I will ask God to see me to the top. He will give me enough spirit to climb, if I ask. Gabriel made a promise to me before we left Eden; he said that God would disclose some secret to me before I died. God waits for me on Horeb, and I must go to Him.



“I have always thought that you would be buried here, next to your farm, the place where you raised your children. Your life has been here: next to the Jordan. Eden, the desert - these were long ago, and you look upon them without happiness.”



I cannot change what I am, Seth. God breathed life into this body: He gave me spirit, and my spirit begs that this journey be taken. If I cannot return to Eden, I will return to the desert that wrought my true humanity. And, on Horeb's peak, my spirit will be lifted up this last time, to talk with Him, then all this will be yours - the fields, the orchards, the livestock, everything the earth has to offer. You are my eldest son, so it seems right that you should become master of all that I have built here. Of all my sons, you are the most blessed, and you please me more than all the others; you have taken away the memory of Cain.



Yes, Cain. My sons, the wandering tribes of the desert, have told us many stories; they bring us rumours, saying that Cain has made a settlement in the east, far away from here, his sons worshipping spirits and turning their backs on God. But who can say - these are the stories of lonely shepherds, perhaps.



My heart feels heavy when I think of Cain. Something tells me that these are more than mere tales; I know that Cain has cursed God and that perhaps he has the protection of devils. But I would rather not know for sure.

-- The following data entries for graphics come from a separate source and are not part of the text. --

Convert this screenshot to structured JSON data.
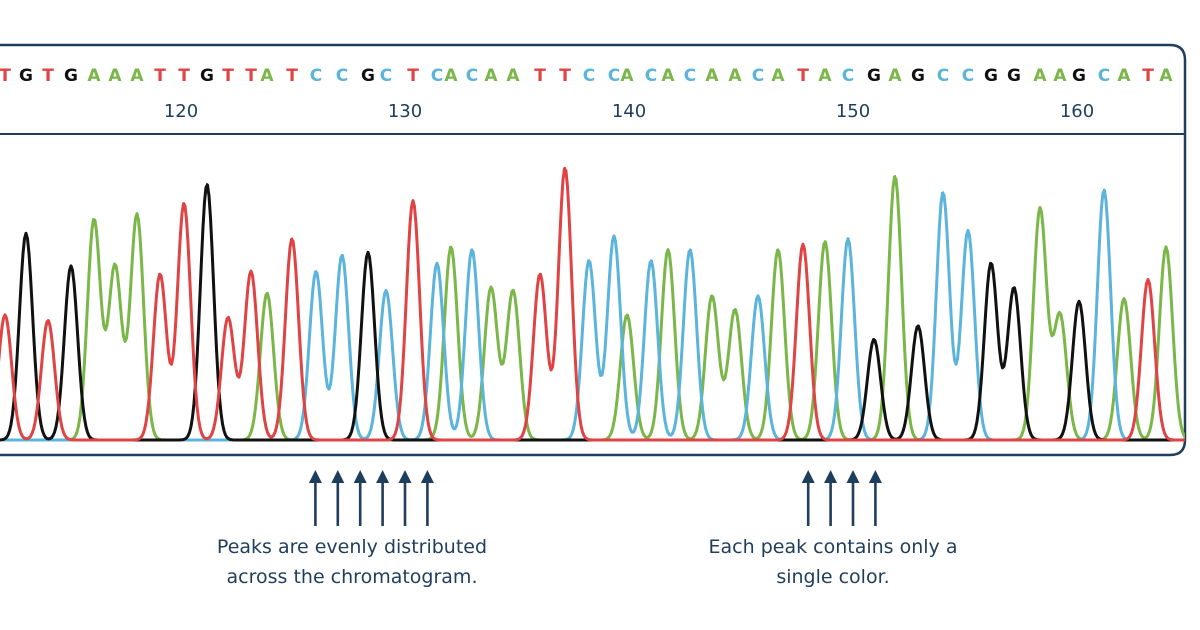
{
  "chart_data": {
    "type": "line",
    "title": "",
    "xlabel": "",
    "ylabel": "",
    "base_colors": {
      "A": "#7ab648",
      "C": "#5bb4dc",
      "G": "#111111",
      "T": "#e04343"
    },
    "sequence": [
      "T",
      "G",
      "T",
      "G",
      "A",
      "A",
      "A",
      "T",
      "T",
      "G",
      "T",
      "T",
      "A",
      "T",
      "C",
      "C",
      "G",
      "C",
      "T",
      "C",
      "A",
      "C",
      "A",
      "A",
      "T",
      "T",
      "C",
      "C",
      "A",
      "C",
      "A",
      "C",
      "A",
      "A",
      "C",
      "A",
      "T",
      "A",
      "C",
      "G",
      "A",
      "G",
      "C",
      "C",
      "G",
      "G",
      "A",
      "A",
      "G",
      "C",
      "A",
      "T",
      "A"
    ],
    "position_ticks": [
      {
        "position": 120,
        "label": "120"
      },
      {
        "position": 130,
        "label": "130"
      },
      {
        "position": 140,
        "label": "140"
      },
      {
        "position": 150,
        "label": "150"
      },
      {
        "position": 160,
        "label": "160"
      }
    ],
    "peaks": [
      {
        "base": "T",
        "x": 5,
        "height": 0.46
      },
      {
        "base": "G",
        "x": 26,
        "height": 0.76
      },
      {
        "base": "T",
        "x": 48,
        "height": 0.44
      },
      {
        "base": "G",
        "x": 71,
        "height": 0.64
      },
      {
        "base": "A",
        "x": 94,
        "height": 0.81
      },
      {
        "base": "A",
        "x": 115,
        "height": 0.64
      },
      {
        "base": "A",
        "x": 137,
        "height": 0.83
      },
      {
        "base": "T",
        "x": 160,
        "height": 0.61
      },
      {
        "base": "T",
        "x": 184,
        "height": 0.87
      },
      {
        "base": "G",
        "x": 207,
        "height": 0.94
      },
      {
        "base": "T",
        "x": 228,
        "height": 0.45
      },
      {
        "base": "T",
        "x": 251,
        "height": 0.62
      },
      {
        "base": "A",
        "x": 267,
        "height": 0.54
      },
      {
        "base": "T",
        "x": 292,
        "height": 0.74
      },
      {
        "base": "C",
        "x": 316,
        "height": 0.62
      },
      {
        "base": "C",
        "x": 342,
        "height": 0.68
      },
      {
        "base": "G",
        "x": 368,
        "height": 0.69
      },
      {
        "base": "C",
        "x": 386,
        "height": 0.55
      },
      {
        "base": "T",
        "x": 413,
        "height": 0.88
      },
      {
        "base": "C",
        "x": 437,
        "height": 0.65
      },
      {
        "base": "A",
        "x": 451,
        "height": 0.71
      },
      {
        "base": "C",
        "x": 472,
        "height": 0.7
      },
      {
        "base": "A",
        "x": 491,
        "height": 0.56
      },
      {
        "base": "A",
        "x": 513,
        "height": 0.55
      },
      {
        "base": "T",
        "x": 540,
        "height": 0.61
      },
      {
        "base": "T",
        "x": 565,
        "height": 1.0
      },
      {
        "base": "C",
        "x": 589,
        "height": 0.66
      },
      {
        "base": "C",
        "x": 614,
        "height": 0.75
      },
      {
        "base": "A",
        "x": 627,
        "height": 0.46
      },
      {
        "base": "C",
        "x": 651,
        "height": 0.66
      },
      {
        "base": "A",
        "x": 668,
        "height": 0.7
      },
      {
        "base": "C",
        "x": 690,
        "height": 0.7
      },
      {
        "base": "A",
        "x": 712,
        "height": 0.53
      },
      {
        "base": "A",
        "x": 735,
        "height": 0.48
      },
      {
        "base": "C",
        "x": 758,
        "height": 0.53
      },
      {
        "base": "A",
        "x": 778,
        "height": 0.7
      },
      {
        "base": "T",
        "x": 803,
        "height": 0.72
      },
      {
        "base": "A",
        "x": 825,
        "height": 0.73
      },
      {
        "base": "C",
        "x": 848,
        "height": 0.74
      },
      {
        "base": "G",
        "x": 874,
        "height": 0.37
      },
      {
        "base": "A",
        "x": 895,
        "height": 0.97
      },
      {
        "base": "G",
        "x": 918,
        "height": 0.42
      },
      {
        "base": "C",
        "x": 943,
        "height": 0.91
      },
      {
        "base": "C",
        "x": 968,
        "height": 0.77
      },
      {
        "base": "G",
        "x": 991,
        "height": 0.65
      },
      {
        "base": "G",
        "x": 1014,
        "height": 0.56
      },
      {
        "base": "A",
        "x": 1040,
        "height": 0.85
      },
      {
        "base": "A",
        "x": 1060,
        "height": 0.46
      },
      {
        "base": "G",
        "x": 1079,
        "height": 0.51
      },
      {
        "base": "C",
        "x": 1104,
        "height": 0.92
      },
      {
        "base": "A",
        "x": 1124,
        "height": 0.52
      },
      {
        "base": "T",
        "x": 1148,
        "height": 0.59
      },
      {
        "base": "A",
        "x": 1166,
        "height": 0.71
      }
    ]
  },
  "annotations": [
    {
      "lines": [
        "Peaks are evenly distributed",
        "across the chromatogram."
      ],
      "arrow_positions": [
        126,
        127,
        128,
        129,
        130,
        131
      ]
    },
    {
      "lines": [
        "Each peak contains only a",
        "single color."
      ],
      "arrow_positions": [
        148,
        149,
        150,
        151
      ]
    }
  ]
}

Enough it is to know that our fall brought such a fate upon my kind. Lead me to Horeb, Seth; I pray that Cain's kin will die out in time, or that the passion that made him kill Abel will burn itself out.



“Very well, father. I will speak to Enosh. But you've given me much trouble to deal with. There is much work to do for the harvest, and Horeb is such a remote place. Rest for the afternoon, and I will come back when there is more to say.”